Please explain to me how ANYTHING that was done during the Revolutionary War affects the reason why the South seceded and started the Civil War.
The question in front of us is, why did the South start the War that killed more Americans than any other war, and the answer is slavery.
You know, the North didn’t fight the war to end slavery, it fought it to maintain the Union. It was the South that fought it for slavery. My only point is, don’t try to dress up the reasons for the South seceding with State’s Rights, or self-determination, or any other rubbish. Just show some testicular fortitude, and man up and admit the South (not the North) fought due to slavery.

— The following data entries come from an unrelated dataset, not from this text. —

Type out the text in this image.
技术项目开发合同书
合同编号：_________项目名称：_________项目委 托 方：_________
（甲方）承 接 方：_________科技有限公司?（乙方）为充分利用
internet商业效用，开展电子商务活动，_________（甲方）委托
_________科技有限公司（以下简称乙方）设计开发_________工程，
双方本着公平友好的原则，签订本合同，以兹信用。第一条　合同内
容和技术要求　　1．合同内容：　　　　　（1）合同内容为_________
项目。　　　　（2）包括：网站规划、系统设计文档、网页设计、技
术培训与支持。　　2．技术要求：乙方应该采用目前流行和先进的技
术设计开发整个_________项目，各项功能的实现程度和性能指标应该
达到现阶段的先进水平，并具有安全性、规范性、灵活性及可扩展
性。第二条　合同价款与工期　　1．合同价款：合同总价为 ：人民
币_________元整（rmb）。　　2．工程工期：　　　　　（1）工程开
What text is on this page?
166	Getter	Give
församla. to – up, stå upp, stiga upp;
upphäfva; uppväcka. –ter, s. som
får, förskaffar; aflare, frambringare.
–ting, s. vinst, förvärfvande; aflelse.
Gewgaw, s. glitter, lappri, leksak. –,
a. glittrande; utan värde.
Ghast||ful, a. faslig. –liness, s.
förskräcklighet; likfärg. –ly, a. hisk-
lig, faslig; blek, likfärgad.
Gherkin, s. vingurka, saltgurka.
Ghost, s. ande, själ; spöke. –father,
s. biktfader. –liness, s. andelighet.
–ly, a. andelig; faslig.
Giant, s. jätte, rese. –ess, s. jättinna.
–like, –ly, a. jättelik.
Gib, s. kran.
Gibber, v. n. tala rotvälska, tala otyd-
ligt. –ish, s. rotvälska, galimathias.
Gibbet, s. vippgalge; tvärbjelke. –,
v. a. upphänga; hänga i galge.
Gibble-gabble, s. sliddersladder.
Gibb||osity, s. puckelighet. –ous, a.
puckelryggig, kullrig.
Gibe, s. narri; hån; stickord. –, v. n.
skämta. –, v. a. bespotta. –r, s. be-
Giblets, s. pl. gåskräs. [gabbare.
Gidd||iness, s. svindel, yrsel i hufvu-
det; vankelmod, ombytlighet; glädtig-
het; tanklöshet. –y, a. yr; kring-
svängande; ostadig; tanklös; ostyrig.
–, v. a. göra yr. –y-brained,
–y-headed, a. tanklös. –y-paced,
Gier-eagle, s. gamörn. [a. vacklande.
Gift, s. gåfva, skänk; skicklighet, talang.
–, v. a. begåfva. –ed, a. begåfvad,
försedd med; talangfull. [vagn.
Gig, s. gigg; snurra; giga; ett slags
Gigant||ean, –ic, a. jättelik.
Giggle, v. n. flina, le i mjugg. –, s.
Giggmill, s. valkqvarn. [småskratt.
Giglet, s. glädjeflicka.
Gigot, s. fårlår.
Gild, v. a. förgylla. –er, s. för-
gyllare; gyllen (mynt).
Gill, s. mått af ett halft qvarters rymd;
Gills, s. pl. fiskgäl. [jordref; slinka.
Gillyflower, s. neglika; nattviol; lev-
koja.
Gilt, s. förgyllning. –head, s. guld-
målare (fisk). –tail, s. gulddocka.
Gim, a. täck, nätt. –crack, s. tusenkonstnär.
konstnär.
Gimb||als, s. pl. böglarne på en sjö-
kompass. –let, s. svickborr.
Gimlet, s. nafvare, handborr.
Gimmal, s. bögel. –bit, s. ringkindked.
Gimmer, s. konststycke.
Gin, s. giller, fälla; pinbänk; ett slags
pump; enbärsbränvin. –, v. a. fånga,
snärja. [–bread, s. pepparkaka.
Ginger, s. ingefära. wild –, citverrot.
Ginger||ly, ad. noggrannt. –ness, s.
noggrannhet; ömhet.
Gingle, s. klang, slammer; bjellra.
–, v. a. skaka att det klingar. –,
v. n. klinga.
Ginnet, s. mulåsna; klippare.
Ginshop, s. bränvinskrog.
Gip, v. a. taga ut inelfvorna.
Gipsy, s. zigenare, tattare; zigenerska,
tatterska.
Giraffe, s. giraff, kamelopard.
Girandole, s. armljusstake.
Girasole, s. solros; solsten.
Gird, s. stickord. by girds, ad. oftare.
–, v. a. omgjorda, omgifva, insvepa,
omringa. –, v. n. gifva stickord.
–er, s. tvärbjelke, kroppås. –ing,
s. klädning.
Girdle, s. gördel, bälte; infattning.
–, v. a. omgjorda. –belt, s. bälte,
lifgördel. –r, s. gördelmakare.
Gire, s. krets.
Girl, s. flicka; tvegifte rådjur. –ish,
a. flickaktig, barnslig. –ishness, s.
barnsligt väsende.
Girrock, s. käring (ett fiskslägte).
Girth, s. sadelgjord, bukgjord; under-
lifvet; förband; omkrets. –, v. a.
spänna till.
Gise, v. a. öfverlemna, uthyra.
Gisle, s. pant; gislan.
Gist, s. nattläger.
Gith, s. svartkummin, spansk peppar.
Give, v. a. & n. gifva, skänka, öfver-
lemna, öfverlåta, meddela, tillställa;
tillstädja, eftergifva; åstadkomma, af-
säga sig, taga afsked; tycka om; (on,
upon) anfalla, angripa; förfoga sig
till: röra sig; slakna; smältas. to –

During the Revolution an estimated 80,000 to 100,000 slaves tried to escape, encouraged by British offers of emancipation.
On November 14, 1775 the last Royal Governor of Virginia, Lord Dunmore, issued “Dunmore’s Proclamation”. This document declared martial law, condemned all rebels as traitors, and also declared free all “indented Servants and Negroes free that are able and willing to bear arms”. Dunmore organized them into his Ethiopian Regiment
The Philipsburg Proclamation of June 30, 1779 went beyond this. Issued by General Henry Clinton it proclaimed all slaves owned by Patriots to be free regardless of their willingness to fight. It offered freedom and land to any slaves who left their master.
” Just show some testicular fortitude, and man up and admit the South (not the North) fought due to slavery.”
You mean slavery as practiced by Washington, Jefferson, Madison, Monroe, Jackson, and the majority of American Presidents prior to Lincoln? I thought so.
The seven deep south slave states seceded because they believed that the Republican party was a hostile, sectional party and would use the resources of the national government against them.
Lincoln called up his 75,000 man army to force these seven seceding states back into the union, in a manner reminiscent of events 90 years earlier. Unlike the first time, compulsory union would defeat independence.
The next wave of secession came in response to Lincoln’s decision to wage war against the original seceding states. But several slave states remained in the Union entirely unmolested by Lincoln.